Documentation quality bar
- The documentation can be understood by a supervisor who did not attend the workshop.
- The main artifact can be reviewed by legal, security, privacy, procurement or operations without rewriting the submission from zero.
- Every key recommendation has at least one evidence source and one responsible owner.
- Metrics are operational, not decorative: time saved, risk reduced, adoption rate, compliance status, service quality or implementation readiness.
- The final package shows what is ready now, what needs review and what cannot be implemented yet.
Assessor notes
- Score the artifact, not the confidence of the presentation.
- Reward clear ownership, documented constraints and realistic implementation sequencing.
- Penalize vague strategy language that has no workflow, data, evidence or decision owner behind it.
- Ask for clarification when a risk is named but no mitigation or owner is assigned.

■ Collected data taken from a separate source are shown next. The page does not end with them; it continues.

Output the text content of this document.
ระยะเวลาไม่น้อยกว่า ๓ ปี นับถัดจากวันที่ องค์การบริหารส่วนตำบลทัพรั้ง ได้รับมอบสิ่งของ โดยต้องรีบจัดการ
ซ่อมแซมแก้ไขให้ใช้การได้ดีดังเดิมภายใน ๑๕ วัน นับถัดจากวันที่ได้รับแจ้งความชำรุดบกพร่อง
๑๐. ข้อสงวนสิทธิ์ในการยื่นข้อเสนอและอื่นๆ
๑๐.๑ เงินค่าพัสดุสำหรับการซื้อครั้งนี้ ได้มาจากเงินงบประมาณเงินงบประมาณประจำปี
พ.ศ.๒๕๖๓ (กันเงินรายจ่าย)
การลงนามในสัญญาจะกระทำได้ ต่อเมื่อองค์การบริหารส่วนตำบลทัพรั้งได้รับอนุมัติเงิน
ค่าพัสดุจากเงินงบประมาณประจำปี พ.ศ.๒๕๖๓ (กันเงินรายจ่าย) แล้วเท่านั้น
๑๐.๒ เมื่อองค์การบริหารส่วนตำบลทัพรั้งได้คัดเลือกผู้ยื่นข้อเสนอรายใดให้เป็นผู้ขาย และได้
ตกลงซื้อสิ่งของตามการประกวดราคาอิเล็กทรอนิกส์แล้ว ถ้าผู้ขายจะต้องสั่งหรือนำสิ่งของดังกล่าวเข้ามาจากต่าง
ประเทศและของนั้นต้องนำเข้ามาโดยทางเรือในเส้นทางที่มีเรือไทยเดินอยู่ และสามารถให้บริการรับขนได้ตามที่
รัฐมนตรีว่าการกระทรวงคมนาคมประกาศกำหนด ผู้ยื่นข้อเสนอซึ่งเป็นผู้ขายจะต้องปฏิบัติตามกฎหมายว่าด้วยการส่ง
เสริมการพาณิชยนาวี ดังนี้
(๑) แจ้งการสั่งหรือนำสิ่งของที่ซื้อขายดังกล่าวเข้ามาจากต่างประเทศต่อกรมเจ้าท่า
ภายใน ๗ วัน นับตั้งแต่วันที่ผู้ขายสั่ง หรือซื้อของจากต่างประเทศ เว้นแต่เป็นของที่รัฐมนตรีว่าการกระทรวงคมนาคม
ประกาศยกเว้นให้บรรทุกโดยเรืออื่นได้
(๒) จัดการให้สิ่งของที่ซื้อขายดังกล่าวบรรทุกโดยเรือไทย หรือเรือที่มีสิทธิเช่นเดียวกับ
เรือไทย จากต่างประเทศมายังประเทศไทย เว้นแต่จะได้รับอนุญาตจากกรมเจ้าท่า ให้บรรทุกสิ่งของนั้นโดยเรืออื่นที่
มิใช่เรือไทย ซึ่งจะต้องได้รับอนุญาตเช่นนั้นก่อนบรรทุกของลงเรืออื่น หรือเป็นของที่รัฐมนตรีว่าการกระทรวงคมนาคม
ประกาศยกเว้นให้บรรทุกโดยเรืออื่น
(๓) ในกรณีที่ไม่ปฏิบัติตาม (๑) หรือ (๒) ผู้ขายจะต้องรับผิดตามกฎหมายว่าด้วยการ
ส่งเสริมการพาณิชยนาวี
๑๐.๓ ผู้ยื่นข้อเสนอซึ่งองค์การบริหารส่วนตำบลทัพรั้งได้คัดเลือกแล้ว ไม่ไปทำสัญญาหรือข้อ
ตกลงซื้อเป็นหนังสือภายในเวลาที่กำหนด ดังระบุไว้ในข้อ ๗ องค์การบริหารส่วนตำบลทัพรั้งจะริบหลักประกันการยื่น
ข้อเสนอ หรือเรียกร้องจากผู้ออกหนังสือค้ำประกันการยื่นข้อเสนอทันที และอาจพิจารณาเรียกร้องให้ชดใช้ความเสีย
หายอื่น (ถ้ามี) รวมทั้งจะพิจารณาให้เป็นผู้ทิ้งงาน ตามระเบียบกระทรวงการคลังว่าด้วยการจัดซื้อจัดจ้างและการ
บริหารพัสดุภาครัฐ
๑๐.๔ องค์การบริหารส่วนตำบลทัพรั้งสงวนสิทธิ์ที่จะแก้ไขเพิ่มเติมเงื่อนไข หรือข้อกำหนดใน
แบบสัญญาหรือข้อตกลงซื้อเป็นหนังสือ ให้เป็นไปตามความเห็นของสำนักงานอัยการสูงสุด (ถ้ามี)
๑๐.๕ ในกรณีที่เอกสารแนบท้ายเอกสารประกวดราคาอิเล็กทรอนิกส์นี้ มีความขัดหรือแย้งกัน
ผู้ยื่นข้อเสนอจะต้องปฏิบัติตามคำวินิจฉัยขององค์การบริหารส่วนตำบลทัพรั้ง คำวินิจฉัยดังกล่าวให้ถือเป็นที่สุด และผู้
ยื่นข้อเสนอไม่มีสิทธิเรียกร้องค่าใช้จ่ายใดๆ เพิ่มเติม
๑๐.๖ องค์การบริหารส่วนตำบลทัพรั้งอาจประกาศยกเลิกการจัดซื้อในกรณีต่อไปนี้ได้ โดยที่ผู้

- Use the executive defense to test whether the learner understands consequences and trade-offs.
Minimum passing result is 75%. A learner below the threshold receives a remediation decision rather than a credential release. A credential can only be issued when the final artifact, governance documentation and assessor record are complete.
Forms Used During Evaluation
- Learner ID
- Course code
- Cohort
- Artifact title
- Submission date
- Consent for credential processing
- Assessor assigned
- Public-sector problem
- Affected user group
- Current-state workflow
- Target-state change
- Constraints
- Risks
- Decision required
- Component score
- Weight
- Evidence reference
- Assessor comment
- Correction required
- Final weighted result
- Trade-off explained
- Residual risk
- Owner named
- Metric defined
- Implementation sequence
- Panel notes
- Final score
- Pass threshold
- Decision
- Credential type
- Issuer metadata
- Verification reference
- Release date
Credential Rule
Certificate eligibility requires course completion, complete artifact submission, final evaluation passage, assessor comments, audit trail and internal review. Credentials are issued through a verifiable credential-oriented model suitable for portfolio and wallet presentation.